COLOMBO: Indian Emperor Ashoka was the first to conjure up and grant his subjects the Right To Information (RTI), says Indian RTI activist Venkatesh Nayak, Coordinator, Commonwealth Human Rights Initiative (CHRI).
Speaking at a seminar on RTI at the Sri Lanka Press Institute here on Tuesday, Nayak said that Ashoka had inscribed on rocks all over the Indian sub-continent his government’s policies, development programs and his ideas on various social, economic and political issues, including how religions should co-exist with each other.
“He insisted that the inscriptions should be in the local language and not in a courtly language like Sanskrit. And considering the fact that few of his subjects were literate, he enjoined officials to read out the edits to people at public gatherings,” Nayak said.
However, after the fall of the Mauryan empire, people had stopped reading these edits and the Prakrits had gone out of use. One had to wait until the British Orientalist, James Prinsep (1799-1840), deciphered them centuries later, he added.
RTI in India is rated as a success globally, though it has a long way to go to merit real praise.
“5.5 million applications for information have been received so far, which compares well with 3.5 million in the US. But then, 5.5 million is only a minute fraction of the total population of 1.1 billion.”
One of the issues raised by officials in India is about the cost of providing information.
“Cost can be reduced if the government and public bodies voluntarily disclose as much as possible about themselves. In Delhi, people are allowed to inspect government records every second Saturday,” Nayak said.
Where there are no websites to go into for information, other methods of communication are used.
“In Gujarat, the outer walls of villages are used to communicate the activities of the Panchayat and the rights villagers are entitled to,” Nayak said.
While journalists do not find the RTI useful because of the delay in getting information, the downtrodden sections of society and NGOs in the development sector use it to see records relating to government departments. Political parties also use RTI to get authentic information on the government’s performance. Surprisingly, even government servants use RTI.
Contrary to the fears expressed by some officials, RTI has not harmed national security.
“If there was any breach of national security it was due to inspired leaks from officials themselves,” Nayak said.
Speaking on RTI in Bangladesh Shamsul Bari, Chairman Research Initiatives Bangladesh, said the RTI has truly empowered the marginalized. The difference between “we” the people and “they” the government, is fading, albeit slowly.
But Bangladesh has a long way to go. Only 50 percent of posts of Designated Officers have been filled. There is still fear among the people that harm will come to them if they seek information.
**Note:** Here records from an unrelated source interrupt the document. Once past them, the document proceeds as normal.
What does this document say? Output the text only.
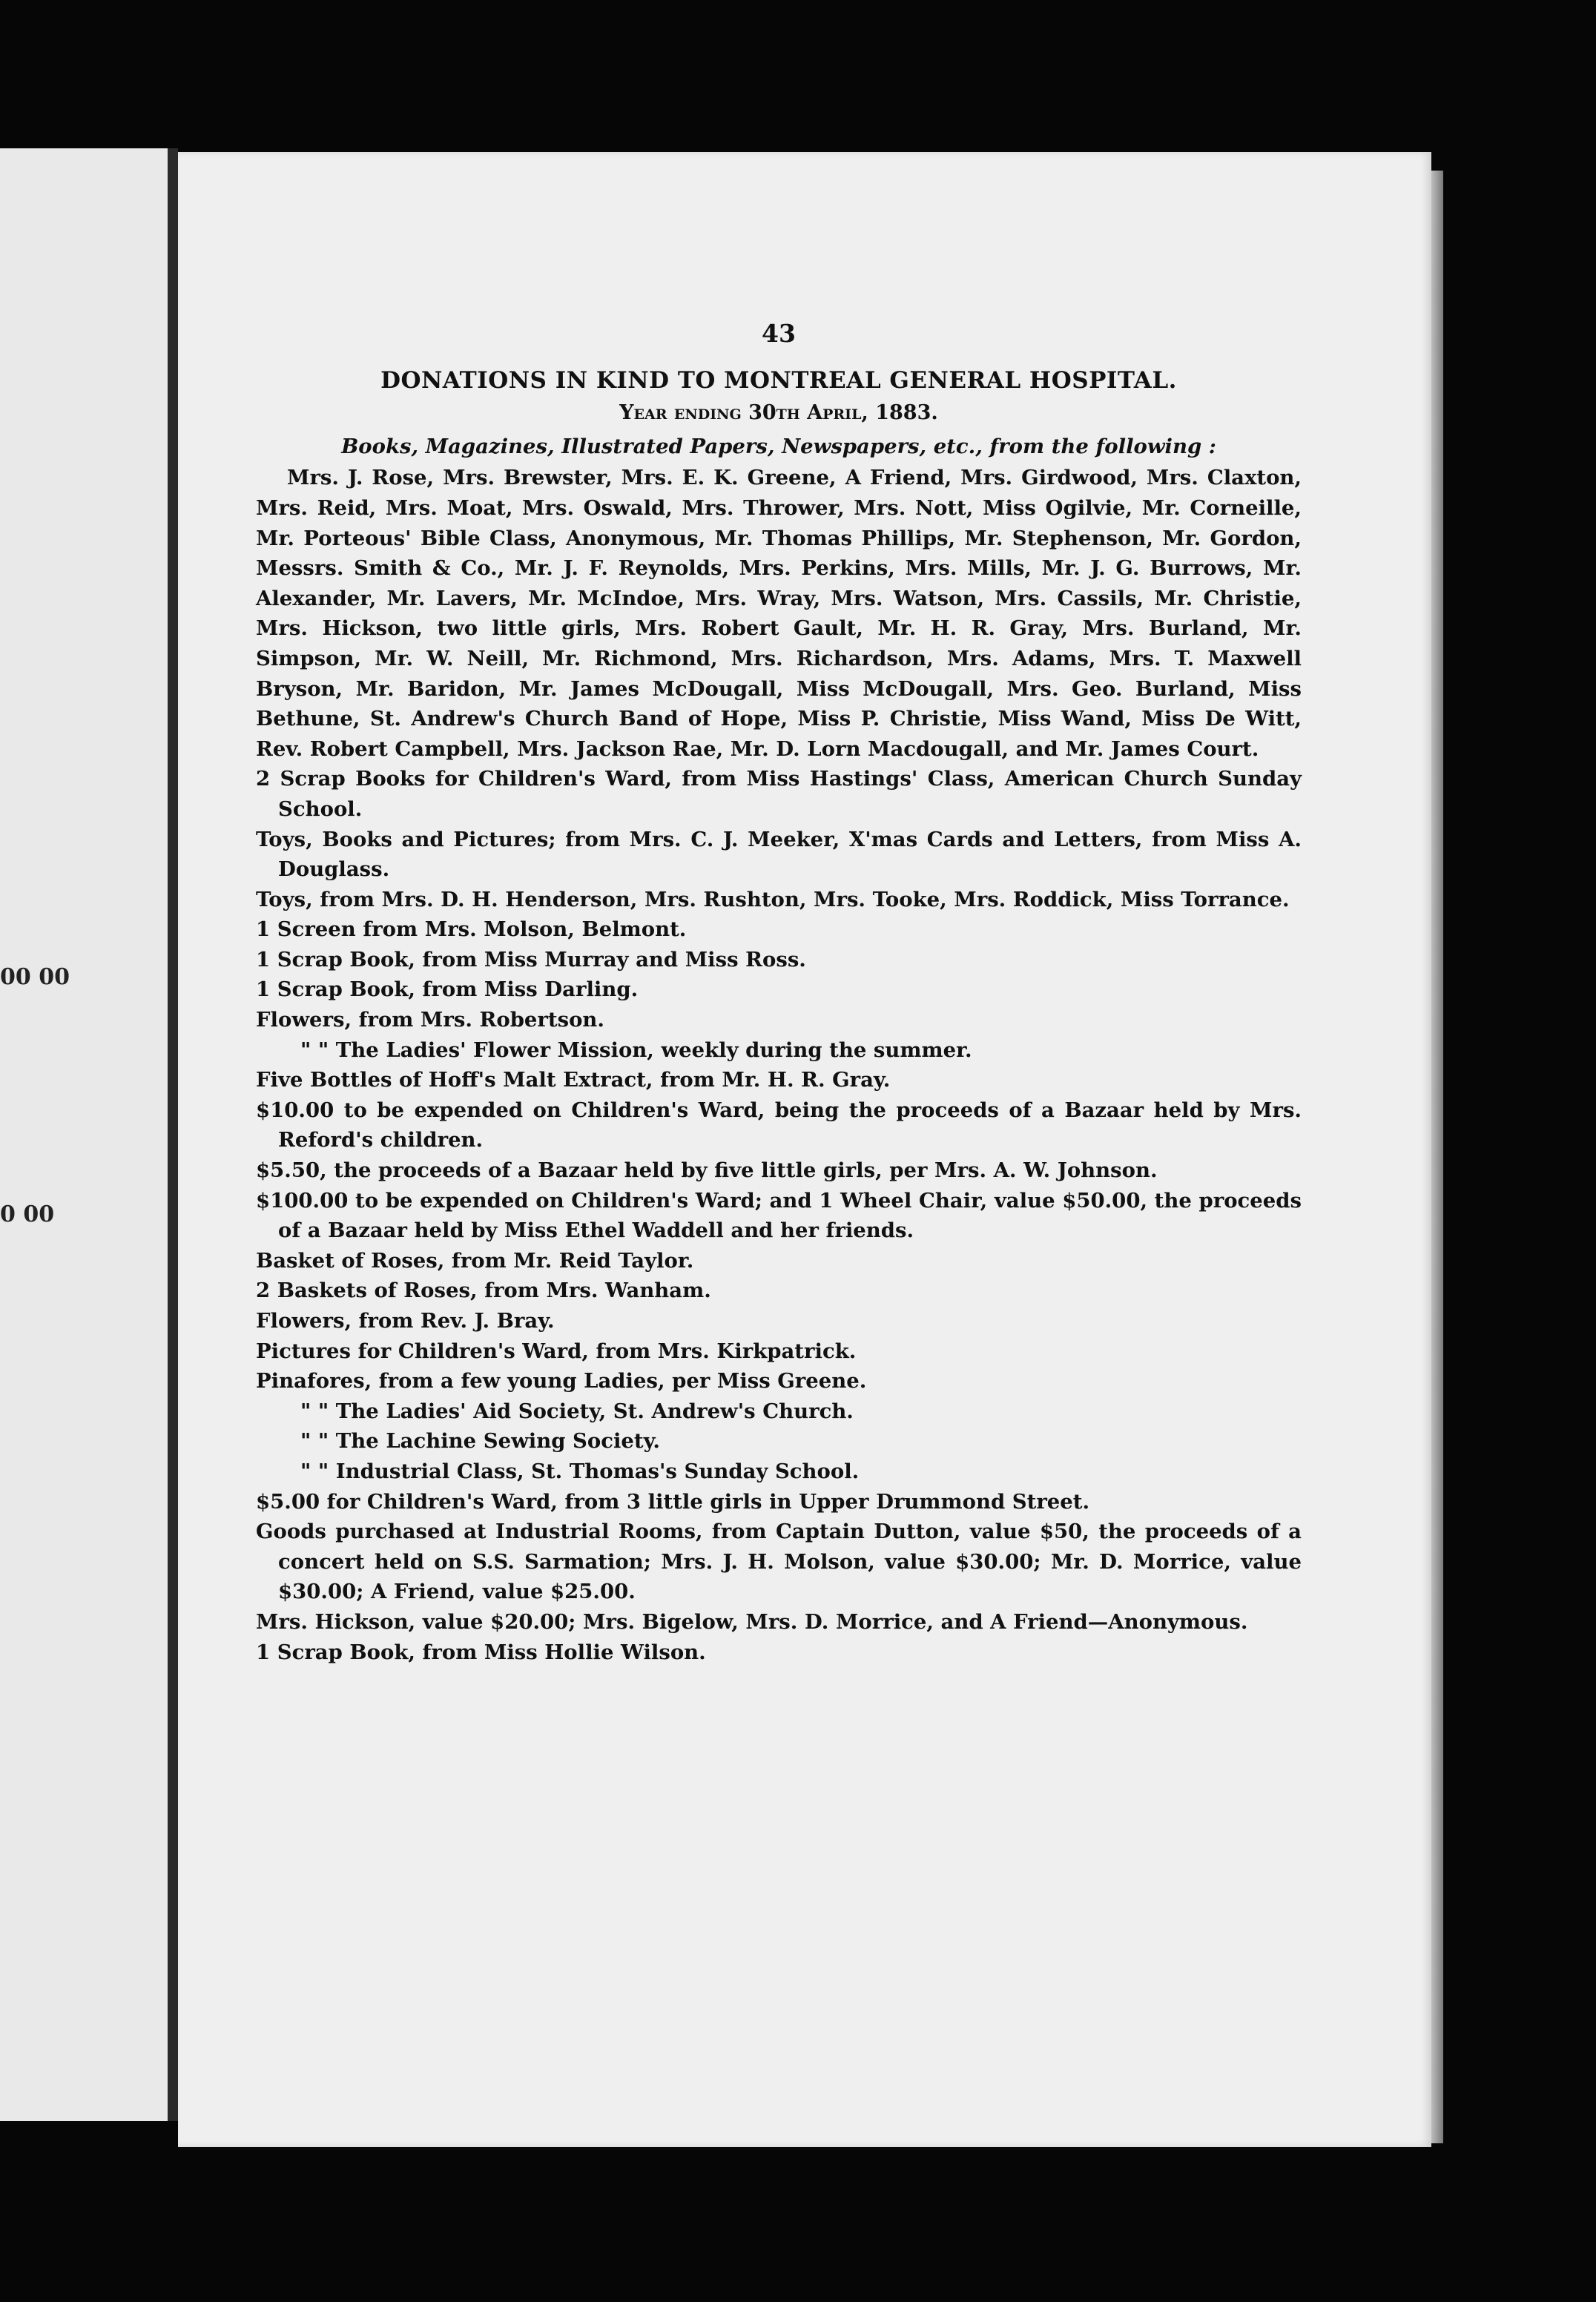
00 00
0 00
43
DONATIONS IN KIND TO MONTREAL GENERAL HOSPITAL.
Year ending 30th April, 1883.
Books, Magazines, Illustrated Papers, Newspapers, etc., from the following :
Mrs. J. Rose, Mrs. Brewster, Mrs. E. K. Greene, A Friend, Mrs. Girdwood, Mrs. Claxton, Mrs. Reid, Mrs. Moat, Mrs. Oswald, Mrs. Thrower, Mrs. Nott, Miss Ogilvie, Mr. Corneille, Mr. Porteous' Bible Class, Anonymous, Mr. Thomas Phillips, Mr. Stephenson, Mr. Gordon, Messrs. Smith & Co., Mr. J. F. Reynolds, Mrs. Perkins, Mrs. Mills, Mr. J. G. Burrows, Mr. Alexander, Mr. Lavers, Mr. McIndoe, Mrs. Wray, Mrs. Watson, Mrs. Cassils, Mr. Christie, Mrs. Hickson, two little girls, Mrs. Robert Gault, Mr. H. R. Gray, Mrs. Burland, Mr. Simpson, Mr. W. Neill, Mr. Richmond, Mrs. Richardson, Mrs. Adams, Mrs. T. Maxwell Bryson, Mr. Baridon, Mr. James McDougall, Miss McDougall, Mrs. Geo. Burland, Miss Bethune, St. Andrew's Church Band of Hope, Miss P. Christie, Miss Wand, Miss De Witt, Rev. Robert Campbell, Mrs. Jackson Rae, Mr. D. Lorn Macdougall, and Mr. James Court.
2 Scrap Books for Children's Ward, from Miss Hastings' Class, American Church Sunday School.
Toys, Books and Pictures; from Mrs. C. J. Meeker, X'mas Cards and Letters, from Miss A. Douglass.
Toys, from Mrs. D. H. Henderson, Mrs. Rushton, Mrs. Tooke, Mrs. Roddick, Miss Torrance.
1 Screen from Mrs. Molson, Belmont.
1 Scrap Book, from Miss Murray and Miss Ross.
1 Scrap Book, from Miss Darling.
Flowers, from Mrs. Robertson.
" " The Ladies' Flower Mission, weekly during the summer.
Five Bottles of Hoff's Malt Extract, from Mr. H. R. Gray.
$10.00 to be expended on Children's Ward, being the proceeds of a Bazaar held by Mrs. Reford's children.
$5.50, the proceeds of a Bazaar held by five little girls, per Mrs. A. W. Johnson.
$100.00 to be expended on Children's Ward; and 1 Wheel Chair, value $50.00, the proceeds of a Bazaar held by Miss Ethel Waddell and her friends.
Basket of Roses, from Mr. Reid Taylor.
2 Baskets of Roses, from Mrs. Wanham.
Flowers, from Rev. J. Bray.
Pictures for Children's Ward, from Mrs. Kirkpatrick.
Pinafores, from a few young Ladies, per Miss Greene.
" " The Ladies' Aid Society, St. Andrew's Church.
" " The Lachine Sewing Society.
" " Industrial Class, St. Thomas's Sunday School.
$5.00 for Children's Ward, from 3 little girls in Upper Drummond Street.
Goods purchased at Industrial Rooms, from Captain Dutton, value $50, the proceeds of a concert held on S.S. Sarmation; Mrs. J. H. Molson, value $30.00; Mr. D. Morrice, value $30.00; A Friend, value $25.00.
Mrs. Hickson, value $20.00; Mrs. Bigelow, Mrs. D. Morrice, and A Friend—Anonymous.
1 Scrap Book, from Miss Hollie Wilson.
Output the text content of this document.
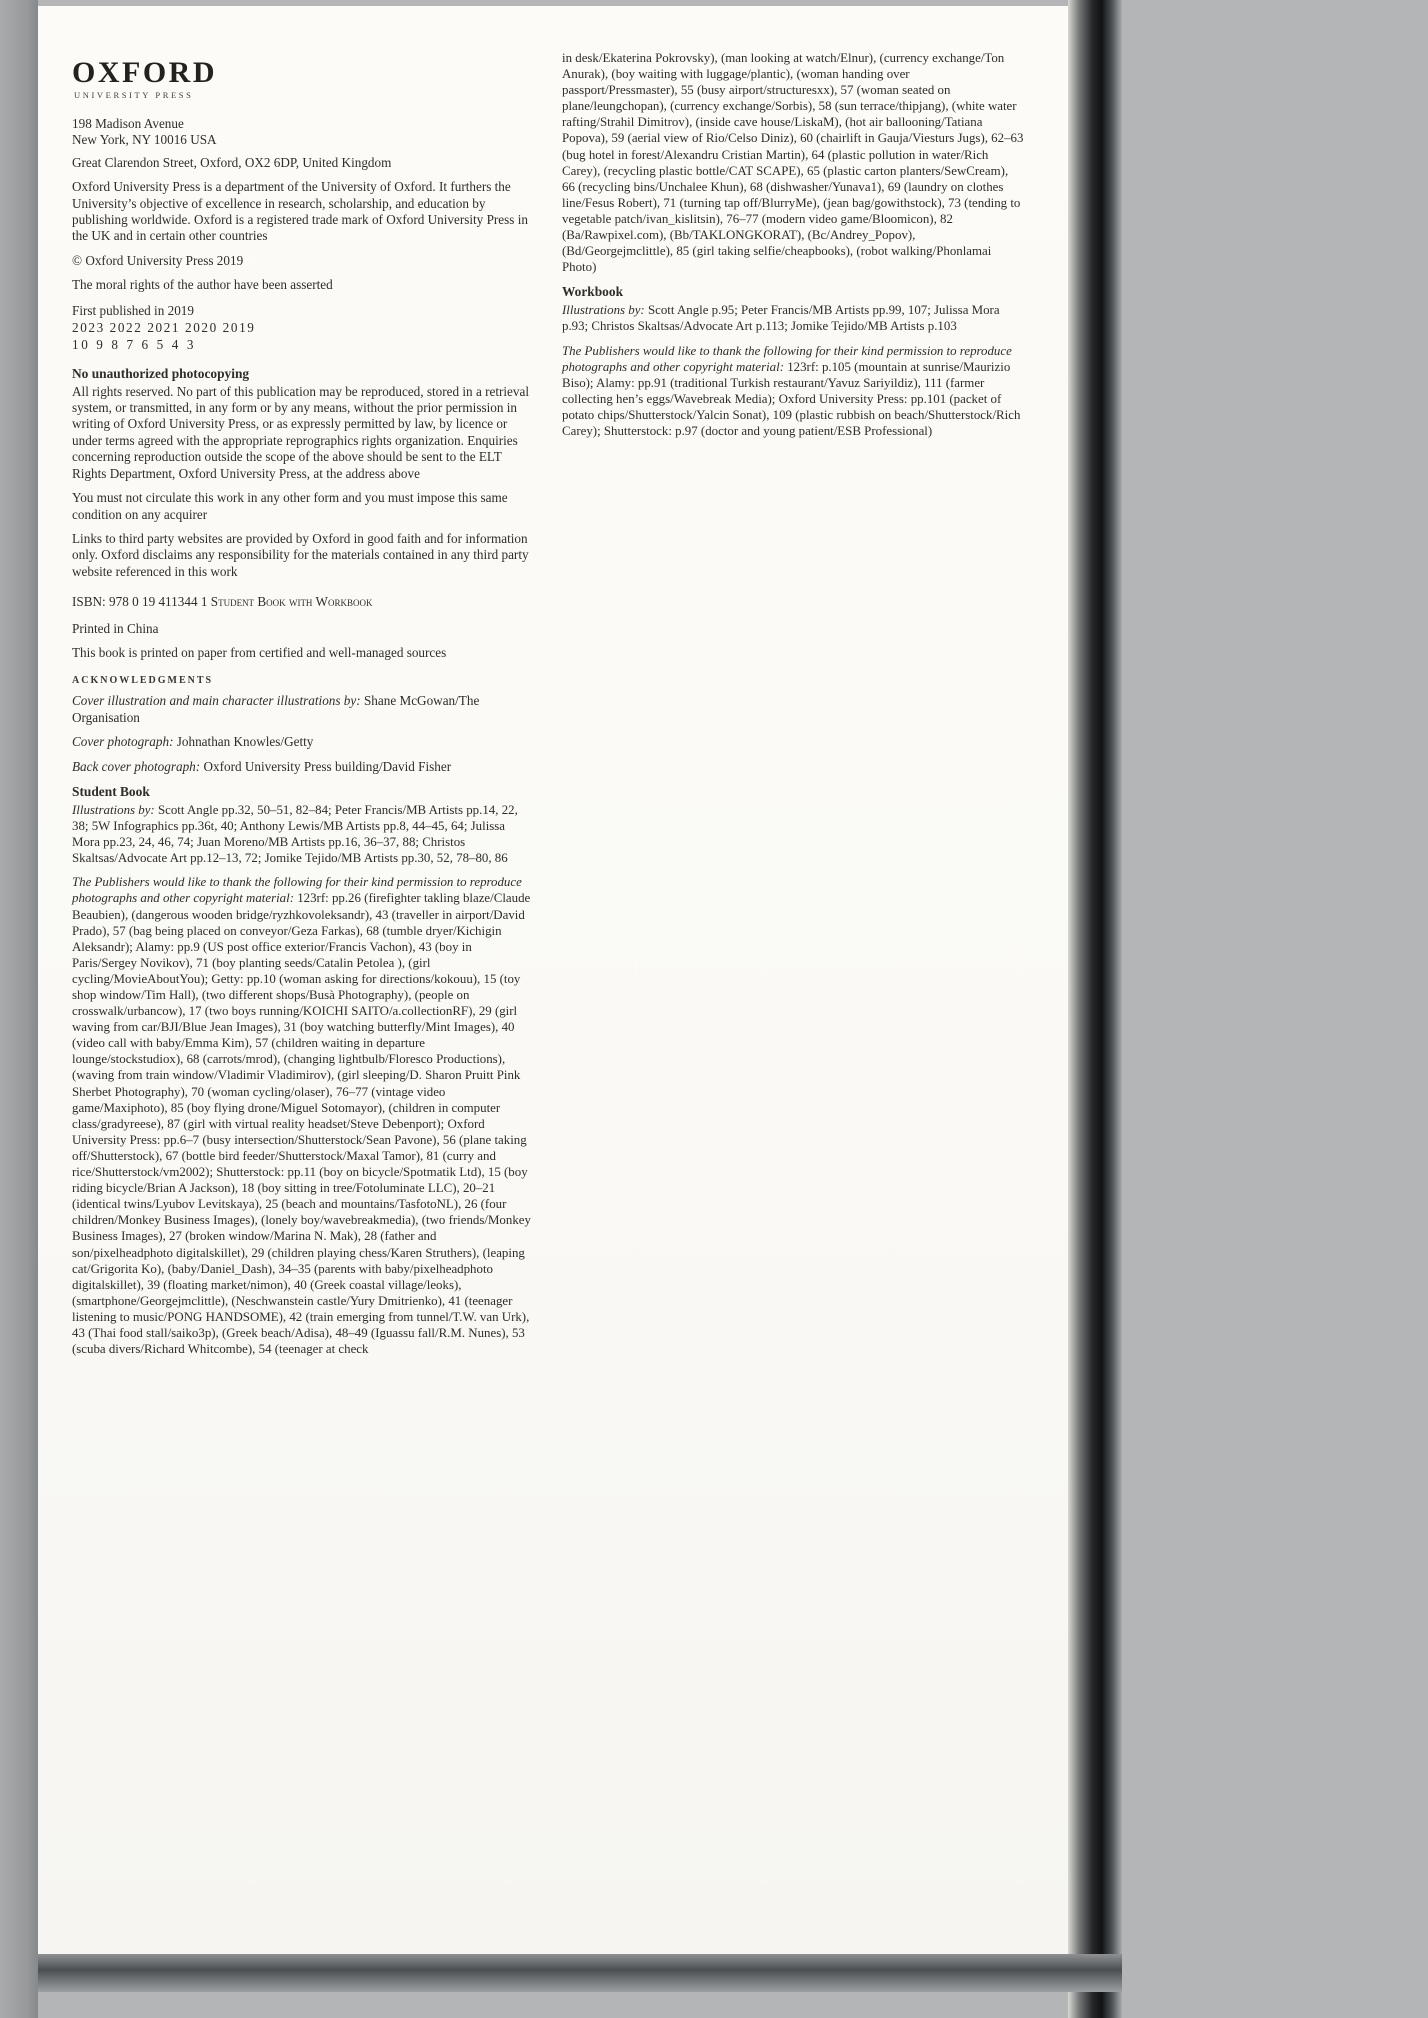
OXFORD
UNIVERSITY PRESS
198 Madison Avenue
New York, NY 10016 USA
Great Clarendon Street, Oxford, OX2 6DP, United Kingdom

Oxford University Press is a department of the University of Oxford. It furthers the University’s objective of excellence in research, scholarship, and education by publishing worldwide. Oxford is a registered trade mark of Oxford University Press in the UK and in certain other countries

© Oxford University Press 2019
The moral rights of the author have been asserted
First published in 2019
2023 2022 2021 2020 2019
10 9 8 7 6 5 4 3
No unauthorized photocopying

All rights reserved. No part of this publication may be reproduced, stored in a retrieval system, or transmitted, in any form or by any means, without the prior permission in writing of Oxford University Press, or as expressly permitted by law, by licence or under terms agreed with the appropriate reprographics rights organization. Enquiries concerning reproduction outside the scope of the above should be sent to the ELT Rights Department, Oxford University Press, at the address above

You must not circulate this work in any other form and you must impose this same condition on any acquirer

Links to third party websites are provided by Oxford in good faith and for information only. Oxford disclaims any responsibility for the materials contained in any third party website referenced in this work

ISBN: 978 0 19 411344 1 Student Book with Workbook
Printed in China
This book is printed on paper from certified and well-managed sources
ACKNOWLEDGMENTS

Cover illustration and main character illustrations by: Shane McGowan/The Organisation

Cover photograph: Johnathan Knowles/Getty

Back cover photograph: Oxford University Press building/David Fisher

Student Book

Illustrations by: Scott Angle pp.32, 50–51, 82–84; Peter Francis/MB Artists pp.14, 22, 38; 5W Infographics pp.36t, 40; Anthony Lewis/MB Artists pp.8, 44–45, 64; Julissa Mora pp.23, 24, 46, 74; Juan Moreno/MB Artists pp.16, 36–37, 88; Christos Skaltsas/Advocate Art pp.12–13, 72; Jomike Tejido/MB Artists pp.30, 52, 78–80, 86

The Publishers would like to thank the following for their kind permission to reproduce photographs and other copyright material: 123rf: pp.26 (firefighter takling blaze/Claude Beaubien), (dangerous wooden bridge/ryzhkovoleksandr), 43 (traveller in airport/David Prado), 57 (bag being placed on conveyor/Geza Farkas), 68 (tumble dryer/Kichigin Aleksandr); Alamy: pp.9 (US post office exterior/Francis Vachon), 43 (boy in Paris/Sergey Novikov), 71 (boy planting seeds/Catalin Petolea ), (girl cycling/MovieAboutYou); Getty: pp.10 (woman asking for directions/kokouu), 15 (toy shop window/Tim Hall), (two different shops/Busà Photography), (people on crosswalk/urbancow), 17 (two boys running/KOICHI SAITO/a.collectionRF), 29 (girl waving from car/BJI/Blue Jean Images), 31 (boy watching butterfly/Mint Images), 40 (video call with baby/Emma Kim), 57 (children waiting in departure lounge/stockstudiox), 68 (carrots/mrod), (changing lightbulb/Floresco Productions), (waving from train window/Vladimir Vladimirov), (girl sleeping/D. Sharon Pruitt Pink Sherbet Photography), 70 (woman cycling/olaser), 76–77 (vintage video game/Maxiphoto), 85 (boy flying drone/Miguel Sotomayor), (children in computer class/gradyreese), 87 (girl with virtual reality headset/Steve Debenport); Oxford University Press: pp.6–7 (busy intersection/Shutterstock/Sean Pavone), 56 (plane taking off/Shutterstock), 67 (bottle bird feeder/Shutterstock/Maxal Tamor), 81 (curry and rice/Shutterstock/vm2002); Shutterstock: pp.11 (boy on bicycle/Spotmatik Ltd), 15 (boy riding bicycle/Brian A Jackson), 18 (boy sitting in tree/Fotoluminate LLC), 20–21 (identical twins/Lyubov Levitskaya), 25 (beach and mountains/TasfotoNL), 26 (four children/Monkey Business Images), (lonely boy/wavebreakmedia), (two friends/Monkey Business Images), 27 (broken window/Marina N. Mak), 28 (father and son/pixelheadphoto digitalskillet), 29 (children playing chess/Karen Struthers), (leaping cat/Grigorita Ko), (baby/Daniel_Dash), 34–35 (parents with baby/pixelheadphoto digitalskillet), 39 (floating market/nimon), 40 (Greek coastal village/leoks), (smartphone/Georgejmclittle), (Neschwanstein castle/Yury Dmitrienko), 41 (teenager listening to music/PONG HANDSOME), 42 (train emerging from tunnel/T.W. van Urk), 43 (Thai food stall/saiko3p), (Greek beach/Adisa), 48–49 (Iguassu fall/R.M. Nunes), 53 (scuba divers/Richard Whitcombe), 54 (teenager at check

in desk/Ekaterina Pokrovsky), (man looking at watch/Elnur), (currency exchange/Ton Anurak), (boy waiting with luggage/plantic), (woman handing over passport/Pressmaster), 55 (busy airport/structuresxx), 57 (woman seated on plane/leungchopan), (currency exchange/Sorbis), 58 (sun terrace/thipjang), (white water rafting/Strahil Dimitrov), (inside cave house/LiskaM), (hot air ballooning/Tatiana Popova), 59 (aerial view of Rio/Celso Diniz), 60 (chairlift in Gauja/Viesturs Jugs), 62–63 (bug hotel in forest/Alexandru Cristian Martin), 64 (plastic pollution in water/Rich Carey), (recycling plastic bottle/CAT SCAPE), 65 (plastic carton planters/SewCream), 66 (recycling bins/Unchalee Khun), 68 (dishwasher/Yunava1), 69 (laundry on clothes line/Fesus Robert), 71 (turning tap off/BlurryMe), (jean bag/gowithstock), 73 (tending to vegetable patch/ivan_kislitsin), 76–77 (modern video game/Bloomicon), 82 (Ba/Rawpixel.com), (Bb/TAKLONGKORAT), (Bc/Andrey_Popov), (Bd/Georgejmclittle), 85 (girl taking selfie/cheapbooks), (robot walking/Phonlamai Photo)

Workbook

Illustrations by: Scott Angle p.95; Peter Francis/MB Artists pp.99, 107; Julissa Mora p.93; Christos Skaltsas/Advocate Art p.113; Jomike Tejido/MB Artists p.103

The Publishers would like to thank the following for their kind permission to reproduce photographs and other copyright material: 123rf: p.105 (mountain at sunrise/Maurizio Biso); Alamy: pp.91 (traditional Turkish restaurant/Yavuz Sariyildiz), 111 (farmer collecting hen’s eggs/Wavebreak Media); Oxford University Press: pp.101 (packet of potato chips/Shutterstock/Yalcin Sonat), 109 (plastic rubbish on beach/Shutterstock/Rich Carey); Shutterstock: p.97 (doctor and young patient/ESB Professional)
RTI activists should educate the people to shed such fears and see RTI as their entitlement as well as a social need, Bari said.
Speaking on RTI in Pakistan’s tribal province, Khyber Pakhtunwala, MP and activist Meraj Humayun Khan said that Khyber Pakhtunwala has excelled in implementing the RTI act .It has topped the provinces in its use.
“Only the High Court is out of bounds to the RTI. Earlier the Speaker of the KP Assembly wanted the Assembly to be kept of it, but a media uproar defeated his designs,” Khan said.
“We look upon freedom as a fundamental right and are pro-active on RTI,” she added.